Oleh: Wilibaldus Kuntam
Ketua Lembaga Kajian Politik dan Hukum pada Lembaga Nusantara Centre
Pemilihan paus baru masih menjadi topik hangat banyak kalangan. Tak hanya kalangan Katolik tapi juga agama lain, bahkan kalangan ateis pun bincang serupa.
Paus Leo XIV tentu punya otoritas dan kekuasaan sebagai pemimpin tertinggi Gereja Katolik dan kepala negara Vatikan. Ini tak bisa disangkal lagi.
Selain itu, paus yang baru adalah teolog Katolik. Sebagai teolog, dirinya tidak bisa tidak terlibat mengatasi masalah kontekstual. Mengapa? Sebabnya sederhana. Teologi hanya bisa dibilang teologi kalau kontekstual.
Apa contoh masalah kontekstual? Ambillah contoh korupsi. Setiap masalah korupsi selalu terhubung dengan kekuasaan dan otoritas. Kekuasan yang tidak dibuat beradab dengan nilai-nilai moral.
Padahal kekuasaan harus diberadabkan agar tidak korup. Persis di sini peran paus baru ditunggu publik.
Peran dan gerakan paus baru tidak bisa terlepas dari spirit Santo Agustinus. Itulah kiranya, teolog ini memasuki Ordo Santo Agustinus (OSA) pada 1 September 1977 di saint louis.
Memilih ordo ini dari sekian banyak pilihan ordo bukan kebetulan tapi kesengajaan. Paus Leo XIV tentu ingin mengabdi dan berkarya seturut spirit, nilai dan ajaran Santo Agustinus.
Banyak karya cemerlang ditulisnya. Satu karya penting adalah soal korupsi, meski Agustinus sendiri tidak membuat buku berisi teori khusus soal korupsi.
Teologisasi Kemerosotan
Sebelum Agustinus, korupsi diartikan sebagai kemerosotan. Kemerosotan dalam banyak hal (Herry B.Priyono, 2018).
Agustinus tak menolak idiom semacam itu tapi Agustinus menyuntikan hormon teologi pada arti korupsi. Dia melihat korupsi sebagai satu bentuk dosa asal.
Dosa asal berarti tindakan manusia menolak kerajaan Allah. Kerajaan Allah adalah kondisi dunia yang penuh dengan cinta, damai dan adil.

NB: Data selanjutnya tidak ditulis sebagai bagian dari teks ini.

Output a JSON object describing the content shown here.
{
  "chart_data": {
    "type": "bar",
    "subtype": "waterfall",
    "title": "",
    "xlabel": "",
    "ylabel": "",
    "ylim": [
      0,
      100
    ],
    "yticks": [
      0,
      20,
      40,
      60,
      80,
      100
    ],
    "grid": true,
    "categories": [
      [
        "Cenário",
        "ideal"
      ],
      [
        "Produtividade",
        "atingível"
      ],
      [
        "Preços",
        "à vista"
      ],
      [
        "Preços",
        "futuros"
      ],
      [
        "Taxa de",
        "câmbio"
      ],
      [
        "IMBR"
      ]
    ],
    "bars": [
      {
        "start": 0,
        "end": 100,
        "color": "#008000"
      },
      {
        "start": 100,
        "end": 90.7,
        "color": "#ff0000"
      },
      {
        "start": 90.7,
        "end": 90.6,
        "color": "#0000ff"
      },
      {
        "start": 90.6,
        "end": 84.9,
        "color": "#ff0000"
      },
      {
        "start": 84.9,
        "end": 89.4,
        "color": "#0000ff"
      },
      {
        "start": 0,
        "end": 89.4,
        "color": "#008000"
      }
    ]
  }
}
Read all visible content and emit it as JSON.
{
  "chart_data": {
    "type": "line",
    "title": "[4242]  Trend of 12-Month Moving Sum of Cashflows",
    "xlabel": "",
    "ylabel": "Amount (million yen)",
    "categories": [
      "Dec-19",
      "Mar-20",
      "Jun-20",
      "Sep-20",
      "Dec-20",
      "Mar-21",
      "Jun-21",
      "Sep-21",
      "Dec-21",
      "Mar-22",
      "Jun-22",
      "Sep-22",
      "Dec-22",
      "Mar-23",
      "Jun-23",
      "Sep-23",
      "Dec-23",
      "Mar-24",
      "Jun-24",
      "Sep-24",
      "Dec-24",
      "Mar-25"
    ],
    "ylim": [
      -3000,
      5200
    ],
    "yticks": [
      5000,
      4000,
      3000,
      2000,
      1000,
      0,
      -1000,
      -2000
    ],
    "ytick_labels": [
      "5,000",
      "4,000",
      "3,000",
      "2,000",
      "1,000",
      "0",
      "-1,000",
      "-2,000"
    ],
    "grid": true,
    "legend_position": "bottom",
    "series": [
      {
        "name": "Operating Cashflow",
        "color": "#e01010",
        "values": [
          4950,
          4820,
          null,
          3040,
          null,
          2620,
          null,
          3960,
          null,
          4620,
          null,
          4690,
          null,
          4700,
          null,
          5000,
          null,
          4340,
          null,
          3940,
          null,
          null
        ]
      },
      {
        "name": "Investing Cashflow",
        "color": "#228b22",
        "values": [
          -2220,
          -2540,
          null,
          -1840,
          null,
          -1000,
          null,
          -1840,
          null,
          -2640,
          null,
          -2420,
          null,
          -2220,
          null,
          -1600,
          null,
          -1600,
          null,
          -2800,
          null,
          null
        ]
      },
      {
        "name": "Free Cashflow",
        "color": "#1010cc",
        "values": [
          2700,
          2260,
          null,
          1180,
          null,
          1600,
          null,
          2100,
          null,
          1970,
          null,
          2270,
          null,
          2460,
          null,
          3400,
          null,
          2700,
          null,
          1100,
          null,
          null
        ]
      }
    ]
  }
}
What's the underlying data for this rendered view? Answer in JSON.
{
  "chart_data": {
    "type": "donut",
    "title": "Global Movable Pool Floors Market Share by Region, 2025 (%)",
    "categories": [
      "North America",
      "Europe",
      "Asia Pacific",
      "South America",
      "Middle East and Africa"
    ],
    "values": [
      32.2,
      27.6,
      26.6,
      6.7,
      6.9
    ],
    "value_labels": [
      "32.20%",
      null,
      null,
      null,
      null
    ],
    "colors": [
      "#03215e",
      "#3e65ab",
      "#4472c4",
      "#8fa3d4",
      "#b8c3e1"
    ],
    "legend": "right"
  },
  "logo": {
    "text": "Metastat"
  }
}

Agustinus ingin agar orang hidup dalam kerajaan Allah. Inilah yang disebutnya kota Tuhan atau civitas Dei.
Namun, rupanya, ia pun sadar bahwa kota semacam ini sulit ditemukan di dunia ini dan hanya ada di dunia lain. Karenanya, Agustinus tak mau menjadi teolog yang tinggal di menara gading.
Hanya berteori tanpa praktek, selagi memang teori tanpa praktek itu bagai akar tanpa pohon. Itu alasannya, ia mengisi kekosongan kekuasaan pada masa kekaisaran Romawi lalu mencari sebab keruntuhannya.
Ia pun bersuara nyaring: kekaisaran Romawi runtuh karena korupsi! Kota Romawi dihuni para pecundang yang gunakan kekuasaan untuk kepentingan diri. Korupsi yang dulu meruntuhkan kekaisaran Romawi kini terjadi secara global.
Arus Globalisasi Korupsi
Korupsi sudah menjadi persoalan global. Paus Leo XIV memimpin di tengah persoalan krusial seperti ini. Sebagaimana Santo Agustinus terlibat dalam mengatasi masalah korupsi, demikian pula paus yang baru.
Ini mudah, asalkan ada persatuan seperti dalam mottonya “Dalam dia yang satu, kita menjadi satu”. Karenanya, para biarawan dan biarawati secara personal dan instirusi gereja mesti menjadi agen pemberantas korupsi.
Dari struktur paling bawah sampai dengan paling atas berpacu melawan korupsi. Dari jabatan terkecil hingga jabatan yang besar.
Apakah ini bisa? Tentu saja bisa. Apa syaratnya? Syaratnya adalah para biarawan/i dan institusi Gereja Katolik sendiri tidak korup. Bolehlah dibilang bahwa mereka menjadi saksi dan teladan pemberantasan korupsi.
Saya dan Anda tentu tak ingin kisah di abad kegelapan itu terulang. Bagaimana kisahnya? Konon, ada seorang teoritisi moral berteori secara mengagumkan.
Namun, suatu ketika, catatan harian pelacur ditemukan di bawah bantalnya. Ketika dipersoalkan, teoritisi itu hanya bisa beralibi bahwa dirinya hanya bisa menunjukkan panah moralitas tapi tak bisa melakukannya.